Et un jour... oui un jour cela devait exploser. Un jour arriverait forcément où cette âme en peine ne parviendrait plus à contenir cet amour qui le consumait depuis tant d'années. Un jour viendrait où les sentiments prendraient le pas sur la raison. Un jour, cela était écrit dans les lignes du destin, Edward brûlerait d'amour pour Roméo.
Les panneaux disposés aux quatre coins de la station étaient là pour le lui rappeler, tout comme les quelques souvenirs de sa lointaine formation de pompiste et le bon sens humain : toute source de chaleur à proximité d'essence représenter un danger mortel. La Terre entière savait cela. Lui aussi le savait. Bien sûr qu'il le savait.
Il laissait le bidon de gazole se vider à ses pieds et regardant une dernière fois les étoiles qui brillaient si fort dans le firmament, il braqua l'allumette... et la laissa tomber au sol.
Au loin, deux adolescentes fonçaient vers l'aube dans une voiture rouge. Au loin, d'autres histoires se déroulaient, d'autres histoires d'amour voyaient le jour et brillaient des feux du premier amour.
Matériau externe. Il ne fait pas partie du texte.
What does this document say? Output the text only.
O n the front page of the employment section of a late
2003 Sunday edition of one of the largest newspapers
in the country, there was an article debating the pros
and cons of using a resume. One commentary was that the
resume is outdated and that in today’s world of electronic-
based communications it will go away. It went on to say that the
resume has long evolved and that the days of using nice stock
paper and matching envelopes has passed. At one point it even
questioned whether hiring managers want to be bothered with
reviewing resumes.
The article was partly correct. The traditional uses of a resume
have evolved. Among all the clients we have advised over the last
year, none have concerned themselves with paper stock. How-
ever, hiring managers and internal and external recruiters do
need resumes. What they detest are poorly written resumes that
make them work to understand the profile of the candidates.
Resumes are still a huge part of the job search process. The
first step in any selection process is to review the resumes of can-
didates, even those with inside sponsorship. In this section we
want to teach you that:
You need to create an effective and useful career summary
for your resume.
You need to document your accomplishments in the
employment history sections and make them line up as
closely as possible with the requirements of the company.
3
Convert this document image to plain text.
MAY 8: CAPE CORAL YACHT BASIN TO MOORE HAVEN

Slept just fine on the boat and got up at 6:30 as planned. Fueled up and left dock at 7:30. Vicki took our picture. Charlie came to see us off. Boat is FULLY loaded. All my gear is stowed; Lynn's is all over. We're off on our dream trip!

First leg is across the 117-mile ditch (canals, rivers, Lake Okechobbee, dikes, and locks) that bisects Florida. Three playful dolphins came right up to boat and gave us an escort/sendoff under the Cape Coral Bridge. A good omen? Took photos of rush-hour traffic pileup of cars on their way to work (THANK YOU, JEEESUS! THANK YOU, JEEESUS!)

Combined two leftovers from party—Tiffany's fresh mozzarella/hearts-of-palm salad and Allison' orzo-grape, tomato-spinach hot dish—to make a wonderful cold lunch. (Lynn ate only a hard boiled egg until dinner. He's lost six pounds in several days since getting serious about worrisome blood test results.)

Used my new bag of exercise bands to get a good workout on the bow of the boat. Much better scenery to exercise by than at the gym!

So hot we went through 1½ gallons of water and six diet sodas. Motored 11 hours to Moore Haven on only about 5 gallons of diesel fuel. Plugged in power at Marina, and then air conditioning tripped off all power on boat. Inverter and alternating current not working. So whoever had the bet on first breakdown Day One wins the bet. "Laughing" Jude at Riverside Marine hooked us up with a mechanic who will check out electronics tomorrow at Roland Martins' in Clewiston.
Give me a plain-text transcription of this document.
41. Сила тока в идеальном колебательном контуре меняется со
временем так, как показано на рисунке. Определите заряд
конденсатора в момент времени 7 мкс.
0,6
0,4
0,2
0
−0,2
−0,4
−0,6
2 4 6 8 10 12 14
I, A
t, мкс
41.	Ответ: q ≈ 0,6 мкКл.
Et au loin, bientôt, on distinguerait de la fumée s'élever de la station essence vers le haut du ciel. Plus tard, pas pour le moment encore, les pompiers viendraient éteindre le feu et découvriraient un corps. Ils en concluraient à un accident, à une fuite d'essence...
Mais à cette seconde même, à ce tout petit instant avant que l'allumette ne rencontre l'essence et que le brasier se déchaîne, Edward adressa sa toute dernière pensée à Roméo et sur ses lèvres, pour la toute première fois depuis quatre longues années... un sourire était apparu.